The creation and implementation of a Yale carbon charge remains up in the air.

In an August campus-wide email, University President Peter Salovey announced that the University would form a Carbon Charge Task Force led by Economics Professor William Nordhaus ’63 to consider the feasibility of implementing an internal carbon tax for the 2015–16 academic year. After nearly three months, three meetings and one town-hall discussion, there appears to be no greater clarity on what the specific mechanism will resemble in practice. Although members of the committee stated that they aim to issue a formal recommendation by early January, several experts, administrators and students remain uncertain whether a tax will ever reach the University balance sheets or create large scale change.

“The critical question of this task force is how to translate price signal across the University into an incentive of behavior change for each and every member of the Yale community,” said professor Dan Esty LAW ’83, a member of the task force. “The truth of the matter is that this is challenging since the everyday student in one of the Yale [residential] colleges does not pay an energy bill, and professors don’t pay energy bills either.”

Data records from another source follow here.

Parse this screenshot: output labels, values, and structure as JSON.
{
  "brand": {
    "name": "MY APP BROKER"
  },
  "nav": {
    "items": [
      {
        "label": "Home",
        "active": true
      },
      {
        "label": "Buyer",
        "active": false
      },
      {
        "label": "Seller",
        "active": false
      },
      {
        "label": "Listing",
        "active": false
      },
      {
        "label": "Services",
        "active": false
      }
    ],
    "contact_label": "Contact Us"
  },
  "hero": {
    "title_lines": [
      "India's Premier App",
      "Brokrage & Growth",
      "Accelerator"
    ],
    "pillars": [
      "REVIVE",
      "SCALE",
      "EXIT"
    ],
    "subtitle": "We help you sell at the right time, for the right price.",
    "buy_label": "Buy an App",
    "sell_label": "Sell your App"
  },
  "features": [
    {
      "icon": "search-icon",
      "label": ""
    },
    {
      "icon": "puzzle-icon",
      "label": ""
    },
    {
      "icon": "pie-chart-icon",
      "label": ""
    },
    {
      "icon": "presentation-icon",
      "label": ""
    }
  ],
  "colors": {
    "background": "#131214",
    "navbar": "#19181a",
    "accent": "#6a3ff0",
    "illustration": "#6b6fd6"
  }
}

As a result, Esty said the committee is exploring a wide range of options to apply this measure. He added while the members of the task force set a clear goal to create an internal price signal, the specifics of this charge have yet to be finalized.

He added that the initial meetings have focused on discussing the methodology of calculating Yale’s carbon footprint, specifically which units and departments would be included as part of the calculation. After delineating these boundaries, Esty said the task force will then work towards issuing a formal plan at the start of the calendar year.

One proposal that is currently being discussed is the implementation of a “revenue neutral charge,” according to Jennifer Milikowsky FES ’15, one of three student members on the force.

Milikowsky said this proposed charge will appear as a line-item on a unit or department’s annual budget. The more carbon the division emits, the higher the charge will be.

Since the University would not look to profit from these expenses, she said, the divisions would likely be refunded immediately for these costs.

But Milikowsky also said that, even without a direct financial impact on the divisions, students and faculty will still be incentivized to adopt more sustainable habits.

“Yale has a lot of influence over students and is present in our lives and in our days,” Milikowsky said. “So I think it is a little naive [to think that] if students are not being charged that they are not being influenced.”

Program Manager at the Yale Office of Sustainability Keri Enright-Kato said a variation on this plan would be to begin with this revenue-neutral charge — so that departments get a sense of the potential cost — and to then “ramp up” the actual price in order to spur a greater change in behavior.

Enright-Kato said that though she believes that applying this type of charge is feasible in practice, there remain logistical difficulties that may serve as a challenge to the task force. Some units, she said, do not receive an individual energy bill, since more than one unit can be housed in the same building.

Provost Benjamin Polak said that if Yale were to adopt a carbon tax, the cost would be neutral for the University as a whole. Individual departments, however, could still bear a direct financial impact.

Although Polak is not a member of the task force, and will only be reviewing the proposal once it is completed, he discussed a possible strategy to implement the carbon charge. By using fixed weights of carbon consumption for a certain year, he said, departments across the University could then be charged or rewarded based on their emissions consumed on the margin.

He added that the success of the task force should not be measured in whether or not their proposal becomes formal policy University-wide. It is important to learn from the process of deliberation, he said.

“If it turns out that [implementing a carbon charge] is incredibly difficult for logistical or political reasons or so on, that in itself is a benefit of this [process].”

Still, some students and experts remain unconvinced that the creation of the task force is the best way to improve the University’s overall sustainability.

Co-founder and Director of the Carbon Tax Center Charles Komanoff said while he believed missions pricing is the biggest step that Yale could take to reduce its carbon pollution, other methods may be more effective than a charge.

“Yale is so relatively small an entity that it’s hard for me to see how a Yale carbon tax could be more than a minor symbolic gesture,” Komanoff said. “Indeed, I’m inclined to think that some other readily available measures would likely have greater carbon-reducing impacts.”

Eliminating bundled electricity provided to students and free or discounted parking for students, faculty and staff, he said, are better solutions.

Mitch Barrows ’16, project manager for Fossil Free Yale, said that while any step the University could do to lower carbon emissions is positive, improving on-campus sustainability should not be the sole emphasis.

Yale could shut down their power plant tomorrow, he said, and it would still not be enough to fully combat the issue of climate change.

Still, Milikowsky said that the task force’s success at putting a price on carbon equivalents would demonstrate Yale’s leadership in the field and bring innovation to the University.

“My belief is that it is not one or the other … there is no one way to solve everything,” she said. “For students that don’t think this is enough, they may be right — but that is not an argument for why this isn’t a worthwhile thing to do.”

Yale has committed to a 43 percent reduction in greenhouse gas emissions from 2005 levels by 2020.